La question n’est pas nouvelle. Mais le chaos du monde moderne dans lequel nous donnons le sentiment de nous perdre a remis l’interrogation primordiale à l’ordre du jour : qui sommes nous ? En ces temps « d’ordre symbolique affaibli », on ne rechignera donc pas devant la réédition chez Hachette Littératures des réflexions de l’essayiste Claude Arnaud sur cette identité qui nous « glisse entre les doigts ». De cette « maîtrise du moi » évoquée par Sénèque à celui qui n’est « plus maître dans sa maison » selon Freud, raison déjà avancée par Pascal pour le rendre foncièrement « haïssable », le romancier n’hésite pas à se donner en exemple dès l’introduction afin d’illustrer les mille et une astuces et autres étrangetés sur ce que l’on croit généralement être « soi ».

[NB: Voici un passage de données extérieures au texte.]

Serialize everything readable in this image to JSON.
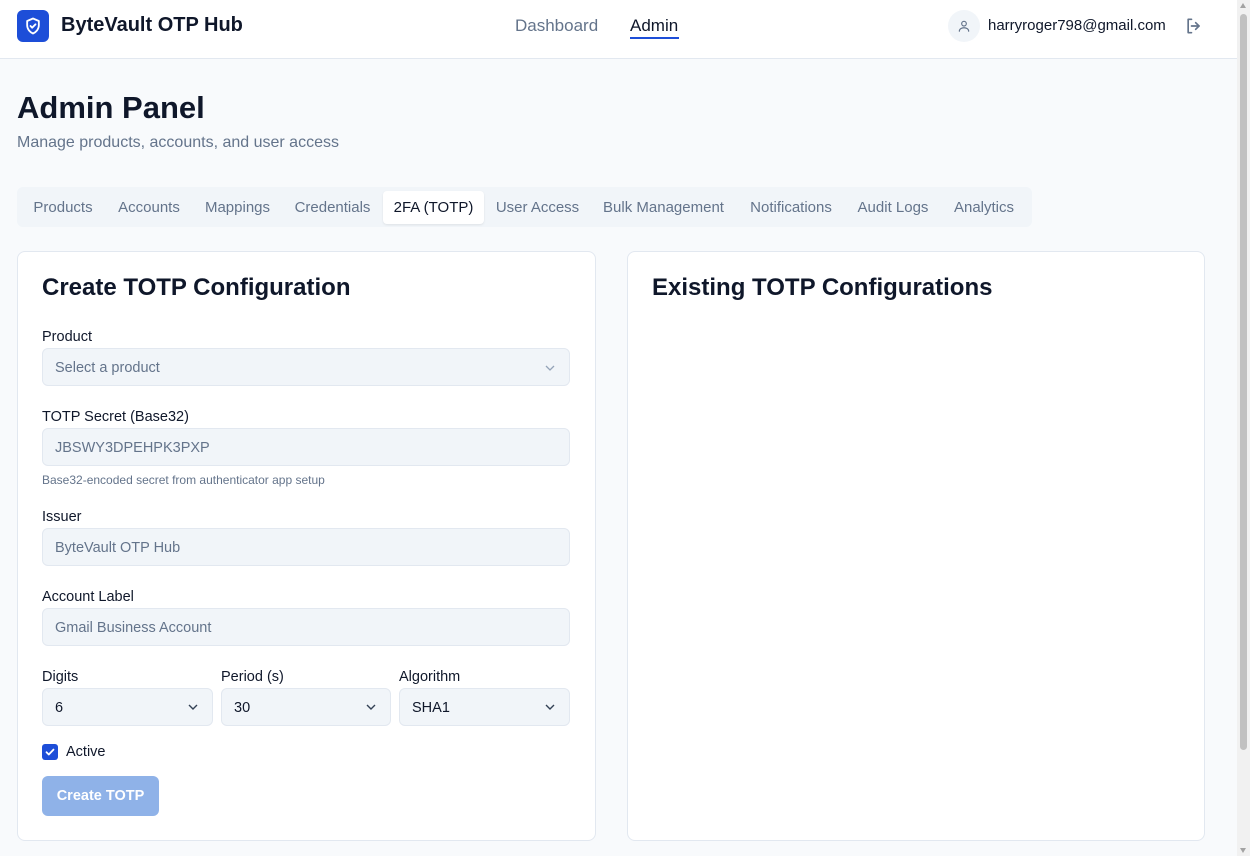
{
  "header": {
    "app_title": "ByteVault OTP Hub",
    "nav": [
      {
        "label": "Dashboard",
        "active": false
      },
      {
        "label": "Admin",
        "active": true
      }
    ],
    "user_email": "harryroger798@gmail.com",
    "icons": {
      "logo": "shield-check-icon",
      "avatar": "user-icon",
      "logout": "logout-icon"
    }
  },
  "page": {
    "title": "Admin Panel",
    "subtitle": "Manage products, accounts, and user access"
  },
  "tabs": [
    {
      "label": "Products",
      "active": false
    },
    {
      "label": "Accounts",
      "active": false
    },
    {
      "label": "Mappings",
      "active": false
    },
    {
      "label": "Credentials",
      "active": false
    },
    {
      "label": "2FA (TOTP)",
      "active": true
    },
    {
      "label": "User Access",
      "active": false
    },
    {
      "label": "Bulk Management",
      "active": false
    },
    {
      "label": "Notifications",
      "active": false
    },
    {
      "label": "Audit Logs",
      "active": false
    },
    {
      "label": "Analytics",
      "active": false
    }
  ],
  "create_form": {
    "title": "Create TOTP Configuration",
    "product": {
      "label": "Product",
      "placeholder": "Select a product"
    },
    "secret": {
      "label": "TOTP Secret (Base32)",
      "placeholder": "JBSWY3DPEHPK3PXP",
      "hint": "Base32-encoded secret from authenticator app setup"
    },
    "issuer": {
      "label": "Issuer",
      "placeholder": "ByteVault OTP Hub"
    },
    "account_label": {
      "label": "Account Label",
      "placeholder": "Gmail Business Account"
    },
    "digits": {
      "label": "Digits",
      "value": "6"
    },
    "period": {
      "label": "Period (s)",
      "value": "30"
    },
    "algorithm": {
      "label": "Algorithm",
      "value": "SHA1"
    },
    "active": {
      "label": "Active",
      "checked": true
    },
    "submit_label": "Create TOTP"
  },
  "existing": {
    "title": "Existing TOTP Configurations"
  },
  "colors": {
    "accent": "#1d4ed8",
    "button_disabled": "#8fb2e8",
    "muted_text": "#64748b",
    "input_bg": "#f1f5f9"
  }
}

Chaque époque prétendant fièrement constituer un progrès sur la précédente, le « je » finit par suivre le mouvement, rompant avec ses racines générationnelles et préférant, dans une phrase qui résume la problématique proposée par l’auteur, « se consacrer à l’invention en continu de lui-même par la réélaboration permanente de ses liens sociaux et professionnels, affectifs et sexuels ». Le marché du travail n’est certes pas le seul en cause car il y a longtemps que l’identité professionnelle ne rime plus avec construction de la personnalité : dans une carrière qui n’en conserve plus que le nom, l’être humain est invité à multiplier les remises en cause, à plutôt s’étendre comme un « rhizome » que de suivre un parcours vertical. Précarité oblige, l’adaptabilité prime désormais sur la compétence et l’expertise. Avec un sens assuré de la formule, Claude Arnaud ne laisse de côté aucun détail de ces évolutions qui attisent régulièrement cette soif du « je » tout en indiquant les pistes qui se révèlent comme autant d’impasses : le « vu » qui égale le « reconnu », « l’industrie de l’aveu » où les tabourets sont changés en divan, les identités de substitution ou prothèses et autres « kit » identitaires. Après nous avoir un peu étourdi de nombreux concepts théoriques, l’auteur se plaît, en bon clinicien qui feint de s’ignorer, à nourrir son propos d’une ribambelle d’exemples de personnages célèbres ou anonymes qui ont eu, si l’on ose dire, maille à partir avec leur identité : l’histoire de Martin Guerre où l’éloignement, la ressemblance et finalement la narration – on pense évidemment à Paul Ricoeur – deviennent constitutives d’une identité. Ou bien encore celle du Comte de Saint Germain dont l’apparente intemporalité a su tromper un monde toujours embourbé dans le déni de la finitude. Dans le registre de l’identité et de la sexualité, l’auteur évoque en outre l’épopée du Chevalier d’Eon dont il faudra attendre l’autopsie pour connaître la vérité sur son sexe biologique alors qu’ « il » parvint toute sa vie à jouer de l’ambiguïté de son genre dans les plus grandes cours d’Europe.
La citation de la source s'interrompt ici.